Donald Worster, a KU distinguished professor of American history who has known Jackson for years, said Jackson has "created out there in the outskirts of Salina, something that has a worldwide audience."
"He's really been one of the most original, creative people out there thinking about agriculture, ecology and the environment," Worster said. "He's got people from Australia to Sweden listening to what he's saying."
Jackson drives his car straight through the fields where wheat, sunflowers and other crops grow. It's an outdoor laboratory.
Stan Cox, a senior research scientist, stands in the field.
It took years for Land Institute researchers to find the right plant species, he said.
Before 2000, the researchers had put most of their effort into domesticating native prairie species and perennial plants that grow wild in other places. Today, they are also hybridizing annual crop plants such as wheat, sunflower and sorghum with related perennial species.
"We're doing both of those approaches in parallel," Cox said.
The Institute is working to develop high-yield plants suitable for crop farming.
Cox said the plants someday would yield as much as current crops after decades of breeding.
He said if one counted such "productivity" factors as soil retention and resource conversation, perennial grains would be more productive than annuals even before they were equal in producing bushels.
The Institute has many annual-perennial hybrids of wheat and sunflower, and the researchers sort through the plant's offspring to select perennial plants that offer potential of relatively high yields.
There has been progress. The Institute has developed a perennial winter-hardy sorghum. But winter hardiness is only one trait of many needed for the plant to be suitable for farming.
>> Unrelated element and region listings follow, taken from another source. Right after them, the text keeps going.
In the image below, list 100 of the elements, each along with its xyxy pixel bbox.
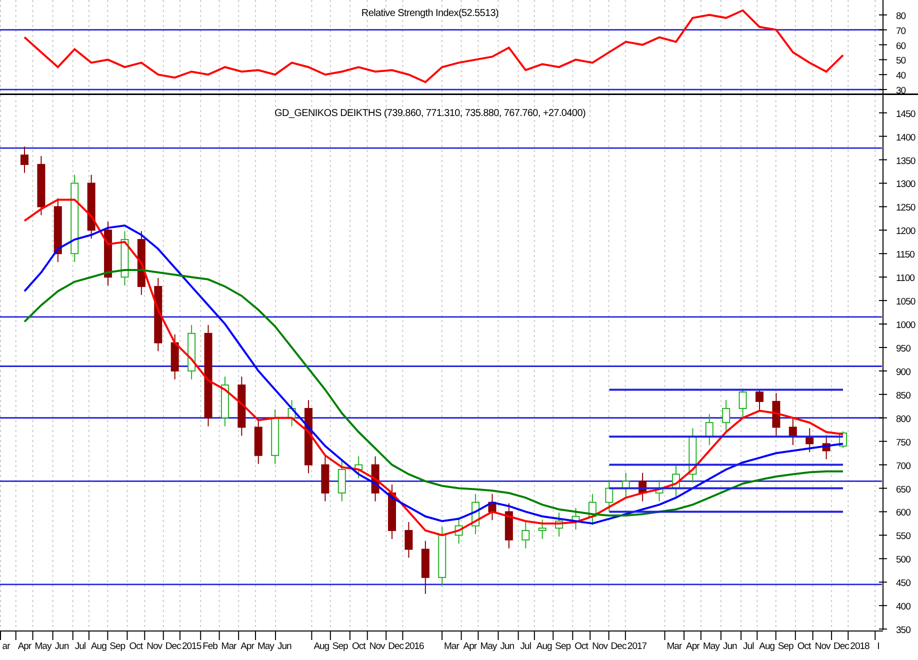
falling-candlestick (54, 198, 62, 263)
falling-candlestick (254, 418, 262, 464)
axis-label: 1050 (896, 296, 916, 308)
axis-label: 1000 (896, 320, 916, 332)
axis-label: Jul (74, 641, 86, 652)
axis-label: 30 (896, 86, 906, 95)
axis-label: Jul (743, 641, 754, 652)
axis-label: Apr (18, 641, 32, 652)
falling-candlestick (37, 156, 46, 216)
axis-label: 1200 (896, 226, 916, 238)
axis-label: 50 (896, 56, 906, 67)
rising-candlestick (722, 400, 730, 432)
rising-candlestick (655, 479, 664, 502)
falling-candlestick (404, 522, 413, 558)
axis-label: Nov (146, 641, 162, 652)
rising-candlestick (538, 519, 546, 540)
axis-label: 1100 (896, 273, 914, 284)
rising-candlestick (454, 516, 463, 544)
falling-candlestick (87, 174, 96, 240)
falling-candlestick (371, 456, 380, 502)
falling-candlestick (504, 502, 513, 549)
axis-label: Apr (463, 641, 477, 652)
falling-candlestick (170, 334, 179, 380)
axis-label: 80 (896, 10, 906, 22)
axis-label: May (257, 641, 274, 652)
axis-label: Nov (592, 641, 608, 652)
axis-label: 1400 (896, 132, 916, 144)
axis-label: Mar (666, 641, 682, 652)
axis-label: 400 (896, 602, 910, 613)
rising-candlestick (271, 408, 280, 464)
axis-label: Aug (314, 641, 330, 652)
falling-candlestick (421, 540, 430, 594)
axis-label: 800 (896, 414, 910, 425)
rising-candlestick (338, 460, 346, 502)
falling-candlestick (20, 146, 28, 174)
axis-label: Sep (778, 641, 794, 652)
falling-candlestick (788, 418, 797, 446)
axis-label: 450 (896, 578, 910, 590)
axis-label: Oct (129, 641, 142, 652)
axis-label: Apr (686, 641, 700, 652)
falling-candlestick (104, 221, 112, 286)
axis-label: 950 (896, 343, 910, 354)
rising-candlestick (220, 376, 229, 427)
axis-label: 1250 (896, 202, 916, 214)
axis-label: Dec (610, 641, 626, 652)
rising-candlestick (354, 456, 363, 478)
axis-label: 60 (896, 40, 906, 52)
axis-label: Sep (555, 641, 571, 652)
axis-label: Sep (110, 641, 126, 652)
axis-label: Aug (536, 641, 552, 652)
falling-candlestick (321, 456, 330, 502)
axis-label: 70 (896, 26, 906, 37)
rising-candlestick (288, 400, 296, 427)
falling-candlestick (238, 376, 246, 436)
axis-label: 1450 (896, 108, 916, 120)
rising-candlestick (738, 388, 747, 418)
rising-candlestick (688, 428, 697, 484)
axis-label: 700 (896, 460, 910, 472)
axis-label: 2015 (182, 641, 202, 652)
axis-label: 900 (896, 366, 910, 378)
chart-title: GD_GENIKOS DEIKTHS (739.860, 771.310, 735.880, 767.760, +27.0400) (274, 108, 586, 119)
axis-label: Oct (352, 641, 366, 652)
rising-candlestick (120, 230, 129, 286)
falling-candlestick (772, 392, 780, 436)
axis-label: 550 (896, 531, 910, 542)
axis-label: 1350 (896, 156, 916, 167)
axis-label: Jun (722, 641, 737, 652)
rising-candlestick (705, 414, 714, 446)
rising-candlestick (672, 465, 680, 498)
axis-label: Oct (797, 641, 811, 652)
axis-label: Dec (165, 641, 181, 652)
axis-label: 2016 (404, 641, 424, 652)
falling-candlestick (756, 390, 764, 410)
axis-label: Jun (278, 641, 292, 652)
axis-label: 2018 (850, 641, 870, 652)
rising-candlestick (572, 507, 580, 530)
rising-candlestick (188, 324, 196, 380)
falling-candlestick (806, 428, 814, 453)
falling-candlestick (488, 493, 496, 521)
axis-label: Sep (332, 641, 348, 652)
axis-label: I (877, 641, 880, 652)
axis-label: May (702, 641, 720, 652)
axis-label: 500 (896, 554, 910, 566)
axis-label: Aug (90, 641, 106, 652)
axis-label: 2017 (627, 641, 647, 652)
axis-label: Mar (444, 641, 459, 652)
axis-label: Nov (814, 641, 830, 652)
axis-label: Mar (221, 641, 236, 652)
rising-candlestick (555, 512, 564, 538)
falling-candlestick (388, 484, 396, 540)
rising-candlestick (622, 472, 630, 498)
rising-candlestick (522, 522, 530, 549)
axis-label: ar (2, 641, 10, 652)
axis-label: Jul (520, 641, 531, 652)
falling-candlestick (638, 472, 647, 502)
axis-label: 1300 (896, 179, 916, 190)
axis-label: 650 (896, 484, 910, 496)
chart-title: Relative Strength Index(52.5513) (361, 8, 499, 19)
axis-label: Jun (500, 641, 514, 652)
axis-label: Nov (369, 641, 385, 652)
Cox said many of the sorghum plants were too tall, or have seeds that were too small, or other traits that made them look much different from the farm crop, so researchers are crossing them again with annual sorghum and trying to reassemble the whole group of traits.
Cox said, to his knowledge, the Institute was the only group breeding perennial sorghum.
He said researchers at the University of Georgia and Cornell University were mapping the genes that cause perenniality, which could help in identifying perennial plants in a population.
"The plants we have now are much closer to what we need," said Sheila Cox, Stan Cox's daughter, who also works at the Institute.
But plant breeding is a slow process. Genetic engineering doesn't fit the Institute's goals because it generally entails working with a single gene to make a change to a plant. There isn't one gene for perenniality, Cox said.
"Here it's like building a whole plant from the ground up," he said. "Moving one gene around at a time isn't going to do that. It would be like creating a whole house from one brick. For our purposes, it's not a very useful thing."
And Jackson estimates the work will take more than two more decades.
"I won't see the results in my lifetime," Jackson said. "This isn't Wal-Mart science."